Simulators are good at re-creating low-visibility conditions and for teaching basic maneuvers and instrument flying, as well as generally representing rotorcraft handling qualities at a fairly high level. While simulators provide excellent visual illusions, however, most lack the range of motion required to create vestibular illusions. (According to the FAA, it takes 20 seconds of acceleration to create vestibular illusions.)
The importance of combining visual and vestibular illusions is critical in degraded visual environment–induced SD training. The addition of visibility simulation systems to in-aircraft training offers variable control of in-aircraft visibility, providing the critical capability of re-creating both visual and vestibular illusions.
Simulator and in-aircraft training should be scenario based and include decision-making as well as allow full spatial disorientation to develop. As with all training conducted (whether simulator or in-aircraft), safety has to be considered first and foremost.
Historically, recovery from spatial disorientation is often lumped in with unusual attitude recovery. Although the techniques can be similar, the visual and vestibular disorientation experienced in SD lead to an overwhelming confusion in the brain that is not the same as the Coriolis effect, in which pilots can feel as though they’re pitching, yawing, and rolling simultaneously. SD brain confusion should be introduced during the training phase, but spatial disorientation is unique for each individual, during each encounter.
Each aircraft provides a slightly different set of variables during recovery, including stability augmentation systems, trim systems, and autopilot variants.
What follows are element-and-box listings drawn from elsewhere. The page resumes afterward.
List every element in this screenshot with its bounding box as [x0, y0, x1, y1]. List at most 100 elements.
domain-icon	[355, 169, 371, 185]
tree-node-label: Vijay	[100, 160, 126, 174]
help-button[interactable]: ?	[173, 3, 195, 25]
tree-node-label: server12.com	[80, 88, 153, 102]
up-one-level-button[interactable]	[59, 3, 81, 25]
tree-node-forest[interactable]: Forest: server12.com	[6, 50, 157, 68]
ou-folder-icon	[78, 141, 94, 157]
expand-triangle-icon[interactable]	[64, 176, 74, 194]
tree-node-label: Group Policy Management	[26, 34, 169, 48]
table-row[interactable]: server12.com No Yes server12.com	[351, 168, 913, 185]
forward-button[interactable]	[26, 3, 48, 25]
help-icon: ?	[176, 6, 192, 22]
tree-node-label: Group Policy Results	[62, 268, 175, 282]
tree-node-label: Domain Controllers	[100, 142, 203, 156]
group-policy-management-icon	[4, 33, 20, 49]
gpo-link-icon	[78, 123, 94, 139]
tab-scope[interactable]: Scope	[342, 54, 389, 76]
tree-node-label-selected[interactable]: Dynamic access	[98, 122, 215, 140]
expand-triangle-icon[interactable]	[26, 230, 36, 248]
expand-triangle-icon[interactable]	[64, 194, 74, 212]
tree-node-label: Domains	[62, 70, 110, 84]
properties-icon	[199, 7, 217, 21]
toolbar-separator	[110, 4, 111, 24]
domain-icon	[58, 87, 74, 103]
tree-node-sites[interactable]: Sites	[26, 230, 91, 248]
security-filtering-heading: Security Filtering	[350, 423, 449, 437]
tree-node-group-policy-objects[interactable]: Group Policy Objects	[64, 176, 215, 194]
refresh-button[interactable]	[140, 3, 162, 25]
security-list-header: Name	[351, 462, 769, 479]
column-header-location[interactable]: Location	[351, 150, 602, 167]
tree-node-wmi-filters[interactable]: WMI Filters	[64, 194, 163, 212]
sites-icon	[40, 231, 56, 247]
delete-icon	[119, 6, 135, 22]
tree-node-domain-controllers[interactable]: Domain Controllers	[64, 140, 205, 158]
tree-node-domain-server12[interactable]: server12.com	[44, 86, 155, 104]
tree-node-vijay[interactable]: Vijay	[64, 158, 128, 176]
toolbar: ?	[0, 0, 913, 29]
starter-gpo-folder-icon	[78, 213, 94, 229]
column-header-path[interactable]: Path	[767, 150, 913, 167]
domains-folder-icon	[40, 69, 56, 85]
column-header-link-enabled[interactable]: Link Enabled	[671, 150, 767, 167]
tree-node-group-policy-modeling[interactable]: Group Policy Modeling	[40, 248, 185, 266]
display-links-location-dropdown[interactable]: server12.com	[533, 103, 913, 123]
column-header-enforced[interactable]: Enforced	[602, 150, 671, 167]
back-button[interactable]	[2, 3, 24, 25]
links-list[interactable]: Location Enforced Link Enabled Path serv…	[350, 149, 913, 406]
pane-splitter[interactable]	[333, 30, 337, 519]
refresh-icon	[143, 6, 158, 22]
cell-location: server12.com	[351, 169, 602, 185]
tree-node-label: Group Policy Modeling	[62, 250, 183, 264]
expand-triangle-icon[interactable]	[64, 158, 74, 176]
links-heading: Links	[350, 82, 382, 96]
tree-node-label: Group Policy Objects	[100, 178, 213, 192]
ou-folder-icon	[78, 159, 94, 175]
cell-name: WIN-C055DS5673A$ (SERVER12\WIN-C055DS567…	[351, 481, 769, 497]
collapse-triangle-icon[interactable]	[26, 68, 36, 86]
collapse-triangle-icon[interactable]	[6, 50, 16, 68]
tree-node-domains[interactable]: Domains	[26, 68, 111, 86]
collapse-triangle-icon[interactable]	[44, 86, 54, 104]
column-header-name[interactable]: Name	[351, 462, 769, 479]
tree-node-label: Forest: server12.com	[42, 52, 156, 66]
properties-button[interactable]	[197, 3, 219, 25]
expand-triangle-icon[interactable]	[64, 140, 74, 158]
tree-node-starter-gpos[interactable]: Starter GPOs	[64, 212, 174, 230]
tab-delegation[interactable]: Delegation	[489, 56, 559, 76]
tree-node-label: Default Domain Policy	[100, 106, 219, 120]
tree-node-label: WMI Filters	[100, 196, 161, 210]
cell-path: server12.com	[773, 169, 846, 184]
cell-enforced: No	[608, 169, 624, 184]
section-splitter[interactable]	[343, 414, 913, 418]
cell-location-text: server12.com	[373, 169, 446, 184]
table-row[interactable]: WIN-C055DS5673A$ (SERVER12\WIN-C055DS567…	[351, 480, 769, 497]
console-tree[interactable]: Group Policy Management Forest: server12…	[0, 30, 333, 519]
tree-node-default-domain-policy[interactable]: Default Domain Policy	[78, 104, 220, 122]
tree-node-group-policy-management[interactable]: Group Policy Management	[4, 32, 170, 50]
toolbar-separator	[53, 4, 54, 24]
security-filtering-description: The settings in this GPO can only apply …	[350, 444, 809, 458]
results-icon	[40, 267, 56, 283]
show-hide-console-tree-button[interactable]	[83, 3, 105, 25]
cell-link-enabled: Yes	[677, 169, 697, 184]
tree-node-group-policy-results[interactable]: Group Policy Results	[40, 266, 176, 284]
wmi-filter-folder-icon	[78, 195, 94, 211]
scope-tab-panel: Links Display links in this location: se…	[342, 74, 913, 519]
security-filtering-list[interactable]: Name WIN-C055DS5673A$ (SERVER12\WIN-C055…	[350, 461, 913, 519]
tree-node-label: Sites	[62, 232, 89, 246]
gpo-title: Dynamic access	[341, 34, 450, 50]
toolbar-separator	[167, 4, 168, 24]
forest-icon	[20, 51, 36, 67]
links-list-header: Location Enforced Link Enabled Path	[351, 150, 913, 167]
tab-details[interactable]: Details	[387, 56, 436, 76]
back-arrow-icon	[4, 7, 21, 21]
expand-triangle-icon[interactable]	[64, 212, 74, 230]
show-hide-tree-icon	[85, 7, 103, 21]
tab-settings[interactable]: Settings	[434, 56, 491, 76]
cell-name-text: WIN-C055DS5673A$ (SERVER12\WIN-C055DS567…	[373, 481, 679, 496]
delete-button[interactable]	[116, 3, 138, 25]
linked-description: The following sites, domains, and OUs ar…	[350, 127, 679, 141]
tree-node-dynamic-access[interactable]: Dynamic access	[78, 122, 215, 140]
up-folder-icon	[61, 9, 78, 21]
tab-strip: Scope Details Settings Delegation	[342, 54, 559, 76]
Despite the many differences in aircraft, a combination of power, attitude, and balance (PAB) can be employed. Pilots who encounter SD should:
- Power: set power that will allow for a normal climb rate; care must be taken not to induce a rapid climb rate that can further disrupt the pilot’s vestibular system
- Attitude: level the wings, place the nose on the horizon
- Balance: place and keep the aircraft in trim.
This combination of actions minimizes the instrument scan.
In summary, better decision-making during every phase of flight is critical to avoid conditions conducive to spatial disorientation. Training should include scenarios emphasizing techniques to improve both aeronautical decision-making and the ability to recognize the onset of and recovery from visual and vestibular illusions.
H-SE 127A outlines these intervention strategies and provides a list of resources for pilots to consult to develop better knowledge and appreciation of the dangers posed by low-visibility conditions leading to spatial disorientation.